Reg Anesth Pain Med. 2017 Mar/Apr;42(2):259-262. doi: 10.1097/AAP.0000000000000555.
Postmastectomy pain syndrome (PMPS) is a significant burden for breast cancer survivors. Although multiple therapies have been described, an evolving field of serratus anterior plane blocks has been described in this population. We describe the addition of the deep serratus anterior plane block (DSPB) for PMPS.
Four patients with history of PMPS underwent DSPB for anterior chest wall pain. A retrospective review of these patients' outcomes was obtained through postprocedure interviews.

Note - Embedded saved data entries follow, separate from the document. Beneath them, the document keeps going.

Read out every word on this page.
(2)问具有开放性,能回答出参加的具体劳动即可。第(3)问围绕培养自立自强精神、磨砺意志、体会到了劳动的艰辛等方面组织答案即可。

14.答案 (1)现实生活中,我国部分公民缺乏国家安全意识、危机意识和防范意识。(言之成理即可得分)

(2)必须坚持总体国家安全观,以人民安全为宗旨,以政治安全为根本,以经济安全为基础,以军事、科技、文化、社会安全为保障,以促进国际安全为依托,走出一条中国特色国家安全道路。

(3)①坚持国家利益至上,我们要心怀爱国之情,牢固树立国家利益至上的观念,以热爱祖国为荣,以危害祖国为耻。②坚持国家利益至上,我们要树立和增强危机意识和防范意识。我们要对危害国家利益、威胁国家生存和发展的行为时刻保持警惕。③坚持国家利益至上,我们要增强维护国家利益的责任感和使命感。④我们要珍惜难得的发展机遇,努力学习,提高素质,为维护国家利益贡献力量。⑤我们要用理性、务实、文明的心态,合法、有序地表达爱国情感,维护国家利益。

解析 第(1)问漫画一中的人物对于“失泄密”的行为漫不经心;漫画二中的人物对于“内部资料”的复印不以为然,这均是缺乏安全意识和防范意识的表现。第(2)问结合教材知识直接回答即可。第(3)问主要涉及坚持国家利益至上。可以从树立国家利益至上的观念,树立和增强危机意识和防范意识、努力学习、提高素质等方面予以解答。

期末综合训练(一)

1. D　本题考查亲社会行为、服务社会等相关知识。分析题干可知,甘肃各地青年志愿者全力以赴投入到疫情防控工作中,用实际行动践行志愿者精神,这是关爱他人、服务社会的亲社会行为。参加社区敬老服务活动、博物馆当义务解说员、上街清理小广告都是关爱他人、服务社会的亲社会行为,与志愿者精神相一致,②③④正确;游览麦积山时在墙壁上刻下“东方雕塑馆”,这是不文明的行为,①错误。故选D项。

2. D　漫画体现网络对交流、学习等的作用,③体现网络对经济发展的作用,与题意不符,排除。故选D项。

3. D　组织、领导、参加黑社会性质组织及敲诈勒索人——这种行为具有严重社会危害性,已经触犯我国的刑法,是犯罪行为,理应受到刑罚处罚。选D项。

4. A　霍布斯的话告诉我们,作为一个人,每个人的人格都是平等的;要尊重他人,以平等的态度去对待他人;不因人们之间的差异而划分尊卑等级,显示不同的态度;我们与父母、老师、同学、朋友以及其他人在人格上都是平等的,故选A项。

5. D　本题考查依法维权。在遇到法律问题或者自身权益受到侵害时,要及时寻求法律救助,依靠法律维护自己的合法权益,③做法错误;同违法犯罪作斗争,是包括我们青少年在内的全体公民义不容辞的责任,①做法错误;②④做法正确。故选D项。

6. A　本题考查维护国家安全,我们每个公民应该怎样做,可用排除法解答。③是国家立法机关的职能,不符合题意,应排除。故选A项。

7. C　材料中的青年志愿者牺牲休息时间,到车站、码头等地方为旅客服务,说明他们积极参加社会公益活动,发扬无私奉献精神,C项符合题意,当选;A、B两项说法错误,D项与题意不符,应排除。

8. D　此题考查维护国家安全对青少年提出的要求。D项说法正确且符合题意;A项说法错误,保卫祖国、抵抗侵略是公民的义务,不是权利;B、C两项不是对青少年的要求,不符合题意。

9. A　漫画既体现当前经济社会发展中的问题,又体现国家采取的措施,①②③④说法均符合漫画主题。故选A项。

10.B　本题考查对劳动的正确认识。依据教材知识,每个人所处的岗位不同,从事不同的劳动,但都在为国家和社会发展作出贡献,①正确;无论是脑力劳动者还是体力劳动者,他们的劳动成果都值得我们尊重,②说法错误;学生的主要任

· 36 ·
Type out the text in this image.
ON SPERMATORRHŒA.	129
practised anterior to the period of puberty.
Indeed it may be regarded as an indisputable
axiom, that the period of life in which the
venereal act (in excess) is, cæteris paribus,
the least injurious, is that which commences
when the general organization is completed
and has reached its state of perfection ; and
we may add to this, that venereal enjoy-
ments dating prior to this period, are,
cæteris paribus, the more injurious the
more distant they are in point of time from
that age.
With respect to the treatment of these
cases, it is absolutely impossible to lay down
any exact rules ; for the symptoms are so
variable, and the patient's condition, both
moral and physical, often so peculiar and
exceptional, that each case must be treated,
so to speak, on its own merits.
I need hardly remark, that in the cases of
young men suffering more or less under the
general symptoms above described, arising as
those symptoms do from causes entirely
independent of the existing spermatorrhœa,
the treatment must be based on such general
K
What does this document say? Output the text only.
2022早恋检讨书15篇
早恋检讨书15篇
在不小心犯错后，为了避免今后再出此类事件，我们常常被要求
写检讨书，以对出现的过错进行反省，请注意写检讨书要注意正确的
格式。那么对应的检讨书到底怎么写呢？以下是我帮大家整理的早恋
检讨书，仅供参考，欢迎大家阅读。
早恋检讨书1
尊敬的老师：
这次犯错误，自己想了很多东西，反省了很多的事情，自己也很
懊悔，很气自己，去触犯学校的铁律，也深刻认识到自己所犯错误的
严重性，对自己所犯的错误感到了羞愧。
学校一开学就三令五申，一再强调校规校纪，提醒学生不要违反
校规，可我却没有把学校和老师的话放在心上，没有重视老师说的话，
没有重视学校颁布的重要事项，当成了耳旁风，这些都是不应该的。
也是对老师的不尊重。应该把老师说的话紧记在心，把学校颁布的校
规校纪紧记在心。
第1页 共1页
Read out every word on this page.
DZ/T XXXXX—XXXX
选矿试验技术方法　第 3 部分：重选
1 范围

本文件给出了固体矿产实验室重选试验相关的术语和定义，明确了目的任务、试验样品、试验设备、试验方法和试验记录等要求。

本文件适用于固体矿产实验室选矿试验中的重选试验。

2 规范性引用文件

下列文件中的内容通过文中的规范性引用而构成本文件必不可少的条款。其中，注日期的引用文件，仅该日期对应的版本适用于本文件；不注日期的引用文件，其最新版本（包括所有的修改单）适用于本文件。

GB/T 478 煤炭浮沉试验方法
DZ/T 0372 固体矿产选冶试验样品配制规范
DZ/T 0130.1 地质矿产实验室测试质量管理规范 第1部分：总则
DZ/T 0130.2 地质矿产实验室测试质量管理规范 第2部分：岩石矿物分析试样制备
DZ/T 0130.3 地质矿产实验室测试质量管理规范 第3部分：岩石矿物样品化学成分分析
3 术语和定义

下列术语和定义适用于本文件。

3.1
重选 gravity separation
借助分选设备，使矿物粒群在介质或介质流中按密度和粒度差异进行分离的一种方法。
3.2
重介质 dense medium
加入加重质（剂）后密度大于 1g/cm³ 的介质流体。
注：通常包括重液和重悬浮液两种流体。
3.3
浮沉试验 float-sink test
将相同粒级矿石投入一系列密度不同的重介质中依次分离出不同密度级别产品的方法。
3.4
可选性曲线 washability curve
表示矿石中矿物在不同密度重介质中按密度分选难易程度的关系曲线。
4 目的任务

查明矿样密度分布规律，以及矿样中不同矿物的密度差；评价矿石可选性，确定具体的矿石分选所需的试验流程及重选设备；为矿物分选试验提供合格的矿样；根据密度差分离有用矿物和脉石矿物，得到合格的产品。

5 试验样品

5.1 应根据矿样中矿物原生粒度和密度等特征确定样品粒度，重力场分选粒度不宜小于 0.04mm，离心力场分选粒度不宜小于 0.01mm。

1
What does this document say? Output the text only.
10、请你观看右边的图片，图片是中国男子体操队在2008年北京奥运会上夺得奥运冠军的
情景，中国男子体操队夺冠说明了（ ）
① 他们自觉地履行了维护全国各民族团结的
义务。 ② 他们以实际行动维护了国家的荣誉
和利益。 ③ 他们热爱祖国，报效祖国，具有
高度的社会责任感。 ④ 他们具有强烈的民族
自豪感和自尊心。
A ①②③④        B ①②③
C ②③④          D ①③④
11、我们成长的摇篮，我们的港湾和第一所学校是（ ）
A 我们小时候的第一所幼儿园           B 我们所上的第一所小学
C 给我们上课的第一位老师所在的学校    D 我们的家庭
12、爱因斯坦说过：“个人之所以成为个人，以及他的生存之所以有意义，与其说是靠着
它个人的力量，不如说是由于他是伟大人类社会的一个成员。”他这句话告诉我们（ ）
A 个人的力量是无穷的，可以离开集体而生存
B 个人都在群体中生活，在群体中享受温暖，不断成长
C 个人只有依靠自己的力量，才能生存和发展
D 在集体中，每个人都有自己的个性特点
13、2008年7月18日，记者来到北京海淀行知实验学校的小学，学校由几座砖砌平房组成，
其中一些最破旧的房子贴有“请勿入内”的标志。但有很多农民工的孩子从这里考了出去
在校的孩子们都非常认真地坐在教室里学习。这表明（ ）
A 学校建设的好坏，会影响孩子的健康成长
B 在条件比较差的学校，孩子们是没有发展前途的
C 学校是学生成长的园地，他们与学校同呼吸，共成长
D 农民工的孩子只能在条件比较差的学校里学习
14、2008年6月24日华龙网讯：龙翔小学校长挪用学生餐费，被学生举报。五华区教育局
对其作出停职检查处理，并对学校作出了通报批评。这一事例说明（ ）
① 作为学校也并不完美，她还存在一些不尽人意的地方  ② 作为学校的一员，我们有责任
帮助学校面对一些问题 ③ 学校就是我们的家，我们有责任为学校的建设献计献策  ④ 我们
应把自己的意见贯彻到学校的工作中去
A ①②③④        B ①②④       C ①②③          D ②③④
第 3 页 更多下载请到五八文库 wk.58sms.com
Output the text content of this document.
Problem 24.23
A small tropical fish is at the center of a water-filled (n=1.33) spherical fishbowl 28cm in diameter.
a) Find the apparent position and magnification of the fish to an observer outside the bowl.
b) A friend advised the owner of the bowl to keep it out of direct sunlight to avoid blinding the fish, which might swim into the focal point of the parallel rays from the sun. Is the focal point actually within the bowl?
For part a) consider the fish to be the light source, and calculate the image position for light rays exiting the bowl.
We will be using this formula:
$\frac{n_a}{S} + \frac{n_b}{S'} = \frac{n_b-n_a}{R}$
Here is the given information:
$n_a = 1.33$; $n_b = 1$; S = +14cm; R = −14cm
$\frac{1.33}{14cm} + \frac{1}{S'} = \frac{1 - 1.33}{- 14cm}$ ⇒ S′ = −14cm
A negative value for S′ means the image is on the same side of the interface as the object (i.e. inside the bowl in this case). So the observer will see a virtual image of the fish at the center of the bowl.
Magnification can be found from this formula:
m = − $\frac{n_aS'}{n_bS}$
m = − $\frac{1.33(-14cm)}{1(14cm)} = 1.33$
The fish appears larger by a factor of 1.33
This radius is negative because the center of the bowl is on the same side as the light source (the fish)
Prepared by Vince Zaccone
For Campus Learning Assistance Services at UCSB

Three of the patients previously had a superficial serratus anterior plane block, which was not as efficacious as the DSPB. The fourth patient had a superficial serratus anterior plane that was difficult to separate with hydrodissection but had improved pain control with a DSPB.
We illustrate 4 patients who have benefitted from a DSPB and describe indications that this block may be more efficacious than a superficial serratus plane block. Further study is recommended to understand the intercostal nerve branches within the lateral and anterior muscular chest wall planes.
乳腺癌患者术后疼痛综合征(PMPS)是一个严重的负担。尽管已经描述了多种治疗方法,但在前锯肌平面阻滞这一领域仍在不断发展。我们描述了在 PMPS 中添加深层前锯肌平面阻滞(DSPB)。
4 名有 PMPS 病史的患者接受了 DSPB 治疗前胸部疼痛。通过术后访谈获得了这些患者结局的回顾性研究。
其中 3 名患者之前接受过浅层前锯肌平面阻滞,但效果不如 DSPB。第 4 名患者浅层前锯肌平面阻滞效果不佳,但通过 DSPB 可更好地控制疼痛。
我们介绍了 4 名受益于 DSPB 的患者,并描述了该阻滞可能比浅层前锯肌平面阻滞更有效的指征。建议进一步研究以了解侧胸壁和前胸壁肌肉平面内肋间神经分支。